Keep the red flag flying We took a slow book through China down the Yangtze River from Chongqing to Yichang, 3 nights on a boat surrounded by Western tourists. There was a very good reason for this seemingly irrational behaviour: to see the world’s largest dam before it is finished, before it changes the face of the Yangtze and the famed Three Gorges forever.

If you picture a cruise down the world’s third longest river as a beautiful journey through spectacular Chinese countryside, you would only be partially right. Infact, very partially! For much of the time you navigate a slow and filthy watercourse that runs below cities of several million people pumping domestic and industrial waste into the water and their pollution into the air – so much so, the sun fails to break through the smog even in the height of the afternoon (it simply looks like a watery setting sun at 2.00pm).
Sunset? Nah, pollution. Pollution is a very real issue in China. The country has 16 of the world’s 20 most polluted cities, and it shows. Your breath catches in your throat, your nose contents are black, and everywhere has an eerie, misty quality that makes for atmospheric pictures, but which aint doing any good for the atmosphere proper.

Still, on day 2 of our cruise we entered the Three Gorges and the sun broke through onto pretty dramatic scenery. We explored the Shennong Stream in smaller boats and were ‘entertained’ by local songs. Due to the initial filling of the Three Gorges Dam, just down river, the gorges are apparently less spectacular than once they were – the mountains no longer tower a mile above – and much that once was is no more. What do I mean? Well, over a million people that once lived a pastoral existence unchanged for generations along the river have already been relocated, either higher up the mountains or into other areas of China. Their homes are demolished. I’ve read that over 8,000 historical sites will be destroyed. The dam is set to be open fully in 2009 and the Yangtze will rise by another 23 metres.

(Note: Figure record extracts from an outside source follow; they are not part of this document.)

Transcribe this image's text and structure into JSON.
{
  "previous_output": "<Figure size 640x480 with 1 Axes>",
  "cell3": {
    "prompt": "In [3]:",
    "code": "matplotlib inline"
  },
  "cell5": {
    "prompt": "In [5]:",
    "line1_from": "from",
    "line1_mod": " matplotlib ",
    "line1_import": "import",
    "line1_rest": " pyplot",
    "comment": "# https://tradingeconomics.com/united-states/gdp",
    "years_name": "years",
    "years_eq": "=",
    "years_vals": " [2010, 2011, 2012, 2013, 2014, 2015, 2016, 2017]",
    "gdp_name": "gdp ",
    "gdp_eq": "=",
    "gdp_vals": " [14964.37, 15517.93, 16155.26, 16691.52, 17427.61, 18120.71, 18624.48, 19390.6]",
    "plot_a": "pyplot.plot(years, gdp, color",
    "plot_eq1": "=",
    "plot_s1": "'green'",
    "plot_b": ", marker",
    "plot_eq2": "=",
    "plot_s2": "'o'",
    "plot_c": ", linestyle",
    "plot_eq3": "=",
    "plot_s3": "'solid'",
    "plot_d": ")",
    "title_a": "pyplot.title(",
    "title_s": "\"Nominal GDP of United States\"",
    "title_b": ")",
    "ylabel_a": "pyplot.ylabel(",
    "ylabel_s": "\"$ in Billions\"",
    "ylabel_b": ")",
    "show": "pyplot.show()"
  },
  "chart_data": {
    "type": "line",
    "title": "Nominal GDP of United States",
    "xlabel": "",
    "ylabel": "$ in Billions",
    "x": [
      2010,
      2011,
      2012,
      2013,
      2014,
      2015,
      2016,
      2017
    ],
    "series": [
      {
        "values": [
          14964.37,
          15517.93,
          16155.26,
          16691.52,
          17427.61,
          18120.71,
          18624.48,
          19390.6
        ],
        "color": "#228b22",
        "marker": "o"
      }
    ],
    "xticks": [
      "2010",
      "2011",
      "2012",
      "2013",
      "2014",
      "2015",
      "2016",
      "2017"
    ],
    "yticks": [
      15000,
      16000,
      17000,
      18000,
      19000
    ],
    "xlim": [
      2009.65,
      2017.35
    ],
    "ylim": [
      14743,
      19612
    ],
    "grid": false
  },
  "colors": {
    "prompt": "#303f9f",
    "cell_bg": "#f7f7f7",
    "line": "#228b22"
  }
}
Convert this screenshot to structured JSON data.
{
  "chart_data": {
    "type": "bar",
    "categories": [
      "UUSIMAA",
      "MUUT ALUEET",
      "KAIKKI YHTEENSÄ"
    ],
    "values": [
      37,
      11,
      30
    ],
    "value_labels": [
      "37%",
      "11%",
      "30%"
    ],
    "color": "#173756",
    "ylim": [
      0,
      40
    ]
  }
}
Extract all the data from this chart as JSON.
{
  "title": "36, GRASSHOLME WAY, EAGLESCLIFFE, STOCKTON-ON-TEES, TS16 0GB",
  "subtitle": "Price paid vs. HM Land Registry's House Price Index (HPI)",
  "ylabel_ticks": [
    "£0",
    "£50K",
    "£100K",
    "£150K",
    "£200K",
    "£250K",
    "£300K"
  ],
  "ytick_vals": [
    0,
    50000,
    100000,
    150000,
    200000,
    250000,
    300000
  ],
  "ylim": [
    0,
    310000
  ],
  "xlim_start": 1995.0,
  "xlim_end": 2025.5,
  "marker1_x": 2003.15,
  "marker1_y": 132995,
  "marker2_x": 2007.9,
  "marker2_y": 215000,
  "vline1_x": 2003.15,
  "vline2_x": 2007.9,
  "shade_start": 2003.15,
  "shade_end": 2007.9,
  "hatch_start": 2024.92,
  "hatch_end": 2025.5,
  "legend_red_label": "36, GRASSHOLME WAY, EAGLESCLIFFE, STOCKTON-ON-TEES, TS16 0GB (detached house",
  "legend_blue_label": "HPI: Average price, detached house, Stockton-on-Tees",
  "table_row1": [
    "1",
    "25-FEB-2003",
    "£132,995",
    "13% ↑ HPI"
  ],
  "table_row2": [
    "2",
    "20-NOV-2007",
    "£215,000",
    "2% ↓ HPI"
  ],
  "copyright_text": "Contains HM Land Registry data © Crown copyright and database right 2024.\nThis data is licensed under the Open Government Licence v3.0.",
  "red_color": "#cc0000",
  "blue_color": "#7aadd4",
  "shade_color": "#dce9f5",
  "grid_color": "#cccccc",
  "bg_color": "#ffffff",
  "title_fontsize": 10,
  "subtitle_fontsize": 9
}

Three Gorges Why? And how can anyone support this destruction of an amazing landscape, a traditional way of life, and the enforced moving of over a million people? Well, whether it’s the party line or not, you do hear the other side of the story when you actually visit the place.

The Yangtze floods on a fairly regular basis. In the last century, over 100 million people have been affected. Staggering death tolls – like a million people dying in the last century alone – kind of make you see the virtue of damming the beast. Then, there’s power. 1.3 billion Chinese and the alarmingly fast pace of development needs fuelling. It’s surely commendable that China decided to use the Three Gorges Dam to produce the very clean hydroelectric equivalent to 18 nuclear power stations. Then, there’s shipping. The argument goes if you dam the river you can fit bigger container vessels up the Yangtze to head west. Then you’ll bring the development you can see on the east coast, inland. Of course, there is the other side of the story (add to what I wrote above the extinction of the Chinese sturgeon and the Yangtze dolphin, plus the fact the water will slow to a grinding halt, and may turn into what Lonely Planet dubs the world’s largest septic tank). But the Chinese don’t talk much about that.

It isn’t a hasty decision, either. The Party has thought about it long and hard, for 50 years, and the most recent floods in the nineties put the seal on it.